How can you tell if a hood is indeed ram air? 1969-1970


----------



## 67/04gto (Jan 15, 2005)

if the scoopes are open


----------



## jetstang (Nov 5, 2008)

Isn't there a box or plate that seals against the foam on the air cleaner that mounts to the underside of the hood. Scoops are just inserts, so any hood could be ram air it just being open was the case.


----------



## Thefrisbee (May 8, 2010)

jetstang said:


> Isn't there a box or plate that seals against the foam on the air cleaner that mounts to the underside of the hood. Scoops are just inserts, so any hood could be ram air it just being open was the case.


Hrmm.. okay. I'm new to GTOs so I'm not positive whats what. I had someone tell me on an auction that I'm running that my hood wasn't a Ram Air. 

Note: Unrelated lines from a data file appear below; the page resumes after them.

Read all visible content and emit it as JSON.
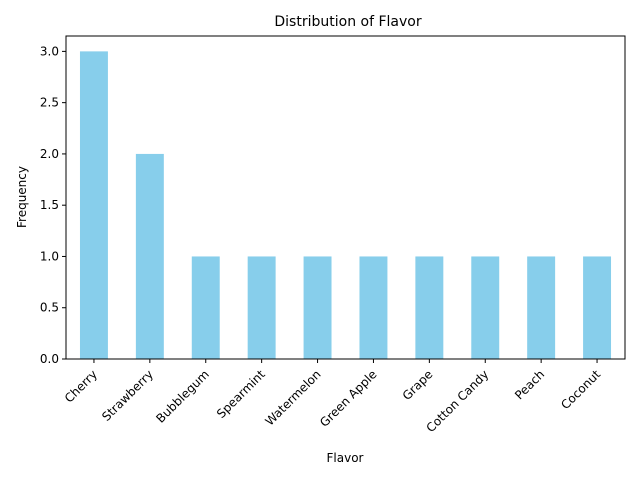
{
  "chart_data": {
    "type": "bar",
    "title": "Distribution of Flavor",
    "xlabel": "Flavor",
    "ylabel": "Frequency",
    "categories": [
      "Cherry",
      "Strawberry",
      "Bubblegum",
      "Spearmint",
      "Watermelon",
      "Green Apple",
      "Grape",
      "Cotton Candy",
      "Peach",
      "Coconut"
    ],
    "values": [
      3,
      2,
      1,
      1,
      1,
      1,
      1,
      1,
      1,
      1
    ],
    "ylim": [
      0,
      3.15
    ],
    "yticks": [
      "0.0",
      "0.5",
      "1.0",
      "1.5",
      "2.0",
      "2.5",
      "3.0"
    ],
    "bar_color": "#87CEEB",
    "grid": false,
    "legend": "none"
  }
}
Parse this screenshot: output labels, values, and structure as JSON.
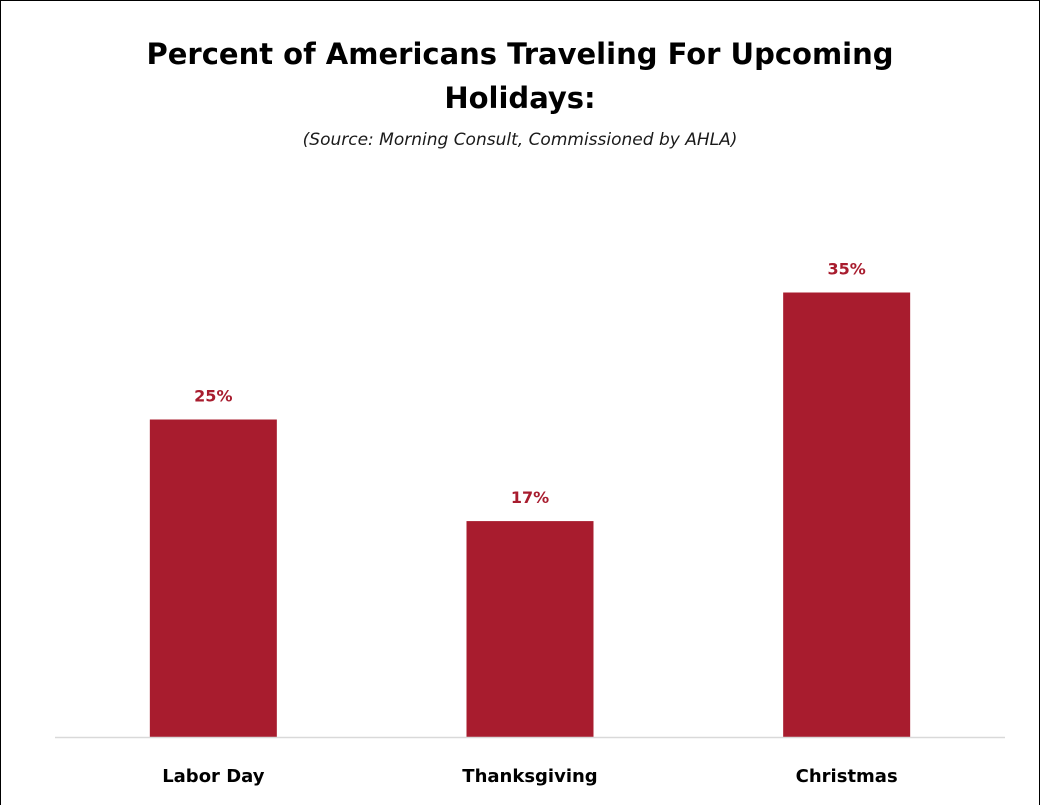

Here are some pictures. Any help would be extremely appreciated. Here's a picture.


----------



## jetstang (Nov 5, 2008)

That looks like my hood, and mines not ram air.


----------



## Thefrisbee (May 8, 2010)

Awesome, your being very helpful. 

Could you look at this hood and tell me what the difference is? It appears I have all the bolt hole that this one does. Would the one in the link not be a ram air aswell?

1969-1970 GM original gto ram air hood: eBay Motors (item 260585333750 end time Jun-12-10 01:34:30 PDT)


----------



## even steven (Feb 27, 2009)

frisbee,the hood you have is not a ram air hood because the ram air hood has modifications on the underside of the bracing.i know this because i added the ram air system on my regular hood and i had to cut the under bracing to fit the ram air scoops.hope this helps.


----------



## jetstang (Nov 5, 2008)

That one has the under bracing next to the scoop and back cut out.


----------



## ChromeCoach10 (Oct 26, 2008)

For what it's worth, it looks as though that hood had a factory hood-tach at one time or another.


----------



## GTO JUDGE (May 14, 2005)

To make the hood ram air there has to be some fabrication to the bracing to accept the hood plate. If the bracing has been cut away and hood plate not installed it may compromise the structure of the hood. The pic is that of a standard hood.

You can make your hood ram air by modifying it for a few dollars. You can purchase a template for about 50.00 that will make the job easier.


----------



## 68greengoat (Sep 15, 2005)

Just an FYI, he sold his hood. This, however, is good info for others.....


----------